Wednesday, March 8, 2017

University for the Future

Consulting company Lee Hecht Harrison have released "University for the Future: Evolutions, Revolutions and Transformations" (March 2017). This does not say anything new, but provides a well researched and readable summary of issues facing Australian universities. With higher education being a global industry, and Australia taking a significant share of the international student market, the report is also of relevance to those outside Australia.
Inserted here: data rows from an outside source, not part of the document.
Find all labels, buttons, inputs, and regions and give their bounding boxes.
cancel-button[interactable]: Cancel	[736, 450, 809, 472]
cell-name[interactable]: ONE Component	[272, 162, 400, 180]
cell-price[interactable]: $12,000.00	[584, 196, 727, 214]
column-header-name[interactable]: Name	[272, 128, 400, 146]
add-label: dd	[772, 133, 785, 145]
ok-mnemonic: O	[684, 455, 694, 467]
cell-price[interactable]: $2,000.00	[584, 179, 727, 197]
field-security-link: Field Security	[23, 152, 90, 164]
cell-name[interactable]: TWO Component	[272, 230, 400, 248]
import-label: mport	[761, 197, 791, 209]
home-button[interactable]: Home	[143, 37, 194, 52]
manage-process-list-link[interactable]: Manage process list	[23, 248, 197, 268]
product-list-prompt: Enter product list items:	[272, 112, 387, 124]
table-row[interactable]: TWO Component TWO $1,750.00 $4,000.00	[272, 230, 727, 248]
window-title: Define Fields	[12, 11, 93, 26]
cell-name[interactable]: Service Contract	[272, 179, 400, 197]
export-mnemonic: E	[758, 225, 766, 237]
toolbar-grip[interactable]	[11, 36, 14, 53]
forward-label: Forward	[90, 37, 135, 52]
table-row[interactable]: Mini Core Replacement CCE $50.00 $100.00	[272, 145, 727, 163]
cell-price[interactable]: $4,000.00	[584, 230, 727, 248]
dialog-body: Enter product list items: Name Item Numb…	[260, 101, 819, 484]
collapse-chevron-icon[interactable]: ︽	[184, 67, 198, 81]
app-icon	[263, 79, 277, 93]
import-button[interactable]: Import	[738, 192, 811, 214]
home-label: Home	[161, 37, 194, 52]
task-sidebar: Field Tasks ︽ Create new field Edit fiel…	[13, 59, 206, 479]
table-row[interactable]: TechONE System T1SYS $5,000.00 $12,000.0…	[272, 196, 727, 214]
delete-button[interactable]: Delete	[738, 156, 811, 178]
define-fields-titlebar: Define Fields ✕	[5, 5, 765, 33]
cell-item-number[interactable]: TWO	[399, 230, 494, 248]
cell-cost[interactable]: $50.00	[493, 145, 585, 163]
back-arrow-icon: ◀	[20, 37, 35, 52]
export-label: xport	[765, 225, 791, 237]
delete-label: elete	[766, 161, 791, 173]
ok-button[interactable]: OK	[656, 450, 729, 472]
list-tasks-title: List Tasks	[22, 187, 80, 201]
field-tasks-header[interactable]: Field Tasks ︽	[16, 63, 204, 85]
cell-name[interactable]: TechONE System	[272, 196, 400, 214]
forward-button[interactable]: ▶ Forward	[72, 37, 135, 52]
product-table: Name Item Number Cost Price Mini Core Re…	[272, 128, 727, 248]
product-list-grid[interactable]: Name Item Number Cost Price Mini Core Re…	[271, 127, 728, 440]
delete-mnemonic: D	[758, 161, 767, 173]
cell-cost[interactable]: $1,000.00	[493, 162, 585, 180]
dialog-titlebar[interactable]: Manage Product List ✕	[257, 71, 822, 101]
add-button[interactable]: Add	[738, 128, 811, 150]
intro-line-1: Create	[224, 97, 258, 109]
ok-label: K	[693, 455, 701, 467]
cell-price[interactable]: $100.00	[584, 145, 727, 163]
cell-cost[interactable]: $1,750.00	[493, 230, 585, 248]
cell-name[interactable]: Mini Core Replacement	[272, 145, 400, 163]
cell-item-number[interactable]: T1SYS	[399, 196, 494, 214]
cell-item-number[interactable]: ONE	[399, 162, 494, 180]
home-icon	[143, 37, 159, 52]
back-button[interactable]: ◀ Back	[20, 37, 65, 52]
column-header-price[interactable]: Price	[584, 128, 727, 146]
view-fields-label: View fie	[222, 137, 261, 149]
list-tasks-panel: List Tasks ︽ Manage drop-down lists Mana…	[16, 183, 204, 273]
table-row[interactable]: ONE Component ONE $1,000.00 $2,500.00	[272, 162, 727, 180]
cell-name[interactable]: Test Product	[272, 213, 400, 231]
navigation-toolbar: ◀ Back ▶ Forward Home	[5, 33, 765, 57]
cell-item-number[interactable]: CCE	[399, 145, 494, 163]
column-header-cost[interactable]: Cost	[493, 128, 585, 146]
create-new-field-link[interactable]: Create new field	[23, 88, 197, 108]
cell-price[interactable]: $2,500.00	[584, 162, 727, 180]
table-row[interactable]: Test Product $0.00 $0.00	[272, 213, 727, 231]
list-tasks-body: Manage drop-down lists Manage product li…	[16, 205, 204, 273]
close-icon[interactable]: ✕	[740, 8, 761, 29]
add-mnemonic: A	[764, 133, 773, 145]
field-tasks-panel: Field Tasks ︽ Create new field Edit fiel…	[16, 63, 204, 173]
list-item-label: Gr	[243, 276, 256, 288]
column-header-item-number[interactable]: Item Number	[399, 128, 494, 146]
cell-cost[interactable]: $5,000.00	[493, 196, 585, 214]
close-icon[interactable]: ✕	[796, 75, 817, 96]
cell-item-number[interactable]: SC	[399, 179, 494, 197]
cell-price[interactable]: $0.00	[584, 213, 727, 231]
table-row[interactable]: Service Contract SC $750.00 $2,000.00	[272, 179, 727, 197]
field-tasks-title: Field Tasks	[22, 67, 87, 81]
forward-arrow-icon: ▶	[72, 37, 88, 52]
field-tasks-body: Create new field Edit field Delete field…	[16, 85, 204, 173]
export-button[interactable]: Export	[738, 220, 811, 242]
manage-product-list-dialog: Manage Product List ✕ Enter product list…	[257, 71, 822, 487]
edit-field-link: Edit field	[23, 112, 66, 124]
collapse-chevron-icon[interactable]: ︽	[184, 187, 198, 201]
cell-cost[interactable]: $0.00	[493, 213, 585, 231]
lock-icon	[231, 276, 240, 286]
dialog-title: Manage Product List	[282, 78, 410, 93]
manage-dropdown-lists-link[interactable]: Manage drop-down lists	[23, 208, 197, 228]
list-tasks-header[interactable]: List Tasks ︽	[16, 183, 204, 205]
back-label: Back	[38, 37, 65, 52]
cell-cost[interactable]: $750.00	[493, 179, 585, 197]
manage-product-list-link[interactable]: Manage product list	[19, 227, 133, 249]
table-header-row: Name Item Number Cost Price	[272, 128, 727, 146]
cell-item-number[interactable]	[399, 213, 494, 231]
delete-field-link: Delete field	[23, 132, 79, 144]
The report is really six papers by different consultants:
  1. The Higher Education Sector: Where Have We Been and Where are We Now?, Yana Halets 
  2. The View From the Top: Findings From Interviews Conducted with Australian University Vice-Chancellors and Human Resources Directors, Dr Rod Gutierrez
  3. Community Impact and External Partnerships: From Transactions to Partnerships in Innovation Systems, Dr John Howard.
  4. The Student of the Future, Dr Onnida Thongpravati
  5. An Opinion on Leadership in the New World, Brad Griffiths
  6. Human Resources Transformation: People, Process, Structure and Systems, Peter Watson
One problem with the report is that it discusses on-line learning from the point of view of Massive
Open Online Courses (MOOCs). However, MOOCs are just an adaption of long developed on-line learning techniques for university extension programs and marketing of for-fee courses. MOOCs are a distraction from the real significance of e-learning.

The report does go on to make the case for blended or flipped learning. However, the report does not go into detail on the implications of this for universities, in terms of the new skills teaching academics require or the effect on physical infrastructure.

By the end of the decade I expect the average full time university student will need to be in a classroom for one day a week and a part time student one day a month. The distinction between campus based and on-line students will disappear as almost all students will do most of their study on-line.

Courses need to be designed to language students who are not in a physical classroom for most of their study. Academics need to learn how to teach and assess these students on-line.

Universities are already reconfiguring campuses to have more flexible learning spaces. A good example of this is the ANU Union Court Redevelopment currently underway:
"Existing teaching facilities in University Avenue and Union Court, including the Manning Clark Centre, will be replaced by a number of multi-purpose, multimodal, flexible learning spaces which will be embedded with new digital infrastructure." From "Teaching and learning", ANU, 2017
Even allowing for the incorporation of leisure facilities and accommodation for international students, an 80% drop in students on campus, due to e-learning will require Australian universities to reconfigure the size and number of campuses. With students studying primarily on-line at home or work, there will be a demand for more distributed group study facilities, particularity in city and suburban centers, close to the student (this effect was noted fifty years ago with the establishment of the UK Open University).

It would not be practical for individual universities to each have their own distributed  campuses and these will be, of necessity shared. An example of this approach is 220 Victoria Square, Adelaide. The building has been shared by three universities.